What is the Haiti Mobile Money Initiative?
The Haiti Mobile Money Initiative (HMMI) is a program launched in June 2010 that is jumpstarting the delivery of financial services by mobile phone in Haiti. The program offers incentive funds—a total of $10 million—to entities that offer mobile money services in Haiti. These awards included the first and second service providers to launch mobile money services, and reaching specific transaction milestones.
HMMI is a partnership between the Bill & Melinda Gates Foundation and the U.S. government, through the U.S. Agency for International Development (USAID).
As part of the program, USAID offers technical and management assistance and other funding totaling approximately $5 million through the Haiti Integrated Finance for Value Chains and Enterprise (HIFIVE) project.
In support of HMMI objectives, HIFIVE has been working with a number of NGOs and private sector companies to develop grant and public-private partnerships to support the development of mobile money applications and solutions including:
- Yellow Pepper: National agent network development in conjunction with Digicel.
- Mercy Corps: Applying mobile money as a tool in humanitarian programs in conjunction with USAID Food for Peace programs and Voila.
- Transversal: Mobile Platform for Customer Acquisition and Agent Services in conjunction with World Vision, Univicity, and Digicel.
- Yellow Pepper 2: Expanding financial access through improved distribution analytics.
The Bill & Melinda Gates Foundation provided $10 million in award funds and $4.7 million for related activities.
Which prizes have been awarded?
In January 2011, Digicel received the first award ($2.5 million) for launching a mobile money service in Haiti, TchoTcho Mobile. In August 2011, Voila received the next award ($1.5 million) for being the second mobile operator to launch a service.
In October 2011, the first scaling award of $100,000 was divided between Digicel and Voila for reaching the 100,000 transaction milestone. In June 2012, Digicel and Voila split the second $1 million award for reaching the 1 million transaction milestone. And in July 2012, Digicel and Voila split the final $3.2 million award for reaching the 5 million transaction milestone.
Both operators shared the prize money for reaching the transaction milestones based on each of the operators’ proportional contributions to the milestones. All the prizes were awarded after a detailed verification process was completed.
What progress has been made?
Since their launch in Haiti in 2010, TchoTcho Mobile of Digicel and T-Cash of Voila have grown rapidly. Haitians are beginning to use these services to address a variety of problems they face daily in making payments, sending and receiving funds and managing their money. The expanding network of agents for mobile money services will offer greater convenience to Haitians, bringing access to safe, convenient, financial services closer to their front doors. TchoTcho Mobile and T-Cash have spread throughout the country, with a network of agents that increased from 200 in December 2010 to 2,270 in January 2012.

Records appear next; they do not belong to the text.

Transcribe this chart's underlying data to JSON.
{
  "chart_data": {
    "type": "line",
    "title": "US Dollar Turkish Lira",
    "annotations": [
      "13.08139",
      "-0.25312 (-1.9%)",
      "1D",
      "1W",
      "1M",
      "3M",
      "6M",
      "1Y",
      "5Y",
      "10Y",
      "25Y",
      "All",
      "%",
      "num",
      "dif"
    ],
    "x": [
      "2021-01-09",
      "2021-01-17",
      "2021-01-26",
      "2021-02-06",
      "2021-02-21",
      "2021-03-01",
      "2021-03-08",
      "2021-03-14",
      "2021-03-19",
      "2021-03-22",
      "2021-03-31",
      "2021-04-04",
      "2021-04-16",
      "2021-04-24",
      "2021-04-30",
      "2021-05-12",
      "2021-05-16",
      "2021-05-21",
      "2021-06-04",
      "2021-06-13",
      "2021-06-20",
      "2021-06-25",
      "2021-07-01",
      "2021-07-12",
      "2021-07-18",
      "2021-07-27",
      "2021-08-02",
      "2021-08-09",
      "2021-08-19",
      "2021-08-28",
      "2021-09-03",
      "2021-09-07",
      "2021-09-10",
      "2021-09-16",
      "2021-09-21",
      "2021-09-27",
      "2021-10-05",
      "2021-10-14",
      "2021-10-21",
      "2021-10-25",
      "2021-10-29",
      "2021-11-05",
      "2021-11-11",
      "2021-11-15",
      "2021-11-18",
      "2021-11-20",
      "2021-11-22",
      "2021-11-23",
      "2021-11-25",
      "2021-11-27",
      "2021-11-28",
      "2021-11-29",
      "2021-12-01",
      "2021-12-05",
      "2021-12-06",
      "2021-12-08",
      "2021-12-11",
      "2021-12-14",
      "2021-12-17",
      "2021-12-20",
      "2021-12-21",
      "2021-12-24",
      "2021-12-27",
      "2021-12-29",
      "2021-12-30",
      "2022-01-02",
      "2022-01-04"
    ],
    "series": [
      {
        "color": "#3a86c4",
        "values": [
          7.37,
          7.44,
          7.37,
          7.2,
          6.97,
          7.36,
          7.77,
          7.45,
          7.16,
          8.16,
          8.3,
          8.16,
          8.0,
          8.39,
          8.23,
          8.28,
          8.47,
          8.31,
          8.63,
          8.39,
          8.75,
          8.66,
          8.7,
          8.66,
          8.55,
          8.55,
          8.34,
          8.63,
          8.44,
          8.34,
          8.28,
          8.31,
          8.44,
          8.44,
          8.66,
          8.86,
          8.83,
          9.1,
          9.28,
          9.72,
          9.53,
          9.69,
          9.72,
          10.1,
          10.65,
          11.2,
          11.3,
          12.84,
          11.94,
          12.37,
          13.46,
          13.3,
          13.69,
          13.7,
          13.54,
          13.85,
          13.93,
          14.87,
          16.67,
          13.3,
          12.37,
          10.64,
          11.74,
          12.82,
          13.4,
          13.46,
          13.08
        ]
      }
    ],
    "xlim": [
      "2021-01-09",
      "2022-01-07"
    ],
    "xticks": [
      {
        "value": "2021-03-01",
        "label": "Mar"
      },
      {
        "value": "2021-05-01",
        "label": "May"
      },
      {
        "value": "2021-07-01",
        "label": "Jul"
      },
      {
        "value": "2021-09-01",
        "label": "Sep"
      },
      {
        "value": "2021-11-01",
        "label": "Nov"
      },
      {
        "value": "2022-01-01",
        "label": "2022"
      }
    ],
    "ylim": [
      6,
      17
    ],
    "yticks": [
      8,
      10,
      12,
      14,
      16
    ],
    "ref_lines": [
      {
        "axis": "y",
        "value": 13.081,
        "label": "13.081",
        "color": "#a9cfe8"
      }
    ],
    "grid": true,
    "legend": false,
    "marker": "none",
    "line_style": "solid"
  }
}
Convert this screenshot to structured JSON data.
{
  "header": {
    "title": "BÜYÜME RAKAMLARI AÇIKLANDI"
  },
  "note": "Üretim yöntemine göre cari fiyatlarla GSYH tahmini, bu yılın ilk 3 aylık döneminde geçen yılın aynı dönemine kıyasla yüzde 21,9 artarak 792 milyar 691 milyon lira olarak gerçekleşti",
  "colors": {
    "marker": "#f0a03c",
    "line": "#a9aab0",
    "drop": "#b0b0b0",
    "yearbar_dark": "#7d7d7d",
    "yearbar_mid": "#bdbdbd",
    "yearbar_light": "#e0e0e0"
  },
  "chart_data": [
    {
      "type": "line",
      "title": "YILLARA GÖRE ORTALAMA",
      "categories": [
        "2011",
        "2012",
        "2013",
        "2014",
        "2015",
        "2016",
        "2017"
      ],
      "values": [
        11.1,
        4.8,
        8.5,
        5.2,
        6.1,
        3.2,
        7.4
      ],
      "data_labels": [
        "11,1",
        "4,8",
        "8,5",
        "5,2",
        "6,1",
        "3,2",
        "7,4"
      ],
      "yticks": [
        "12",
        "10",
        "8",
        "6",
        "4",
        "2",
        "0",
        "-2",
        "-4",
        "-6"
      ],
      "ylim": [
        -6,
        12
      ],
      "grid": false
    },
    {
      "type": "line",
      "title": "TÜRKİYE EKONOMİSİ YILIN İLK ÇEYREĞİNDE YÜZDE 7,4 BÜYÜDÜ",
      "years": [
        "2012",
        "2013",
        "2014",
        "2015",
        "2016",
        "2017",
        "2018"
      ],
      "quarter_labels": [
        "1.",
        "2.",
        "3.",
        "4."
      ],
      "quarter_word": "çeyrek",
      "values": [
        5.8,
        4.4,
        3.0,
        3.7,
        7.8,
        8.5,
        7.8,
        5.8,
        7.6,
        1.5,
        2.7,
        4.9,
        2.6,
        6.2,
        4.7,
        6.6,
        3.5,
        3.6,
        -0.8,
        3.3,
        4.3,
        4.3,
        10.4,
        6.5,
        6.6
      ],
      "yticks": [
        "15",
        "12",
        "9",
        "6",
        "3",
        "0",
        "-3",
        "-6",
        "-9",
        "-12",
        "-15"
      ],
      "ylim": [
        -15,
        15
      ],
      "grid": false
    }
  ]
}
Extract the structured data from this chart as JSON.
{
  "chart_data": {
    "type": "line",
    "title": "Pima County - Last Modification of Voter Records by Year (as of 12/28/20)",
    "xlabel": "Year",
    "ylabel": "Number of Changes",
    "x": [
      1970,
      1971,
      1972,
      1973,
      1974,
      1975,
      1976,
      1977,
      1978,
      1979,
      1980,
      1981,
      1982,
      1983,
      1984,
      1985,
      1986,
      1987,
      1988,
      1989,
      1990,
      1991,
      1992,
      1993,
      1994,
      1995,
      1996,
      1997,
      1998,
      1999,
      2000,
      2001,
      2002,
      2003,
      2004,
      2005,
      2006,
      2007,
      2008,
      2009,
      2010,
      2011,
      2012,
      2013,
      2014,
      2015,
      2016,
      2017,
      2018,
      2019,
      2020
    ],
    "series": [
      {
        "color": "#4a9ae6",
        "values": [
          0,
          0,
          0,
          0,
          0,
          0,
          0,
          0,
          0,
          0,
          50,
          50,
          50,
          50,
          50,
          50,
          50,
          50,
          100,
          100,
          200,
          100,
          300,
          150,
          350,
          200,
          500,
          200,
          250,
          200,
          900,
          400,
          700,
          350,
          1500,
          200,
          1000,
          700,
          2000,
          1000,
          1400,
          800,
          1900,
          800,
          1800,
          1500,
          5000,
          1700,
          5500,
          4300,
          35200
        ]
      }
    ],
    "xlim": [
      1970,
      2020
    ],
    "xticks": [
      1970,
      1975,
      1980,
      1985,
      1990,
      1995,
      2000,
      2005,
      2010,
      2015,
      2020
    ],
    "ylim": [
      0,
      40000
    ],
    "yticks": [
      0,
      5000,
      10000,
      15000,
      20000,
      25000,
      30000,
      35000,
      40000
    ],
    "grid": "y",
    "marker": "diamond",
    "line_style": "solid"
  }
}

How can mobile money transform Haiti?
Before the earthquake, only around 10 percent of Haitians used traditional banks.
Mobile money services can dramatically broaden access to banking services. Enabling Haitians to send, receive and store money using their mobile phones has the potential to dramatically improve their lives and leapfrog more conventional banking models to more convenient and affordable alternatives.
The destruction of more than one-third of the country’s bank branches and ATMs in the January 2010 earthquake meant severe cash shortages for Haitians. In the short term, mobile money services have contributed to Haiti's recovery by helping families and friends, humanitarian agencies, charities and donors get aid money and remittances into the hands of Haitians.
In the long term, mobile money could help millions of Haitians improve their lives through easy access to savings accounts and other financial services. HMMI is laying the foundation for financial services that could be an important component to help Haitians lift themselves out of extreme poverty.
The effectiveness of mobile money offerings has been demonstrated by a similar service in Kenya, M-PESA. Just three years after its launch, M-PESA has more than 13 million customers, is used by more than 70 percent of Kenya’s households, and does more transfers per year domestically than Western Union, the money transfer company, does globally. Research shows that Kenyan households who have access to M-PESA are better able to manage negative income shocks such as job loss, harvest or business.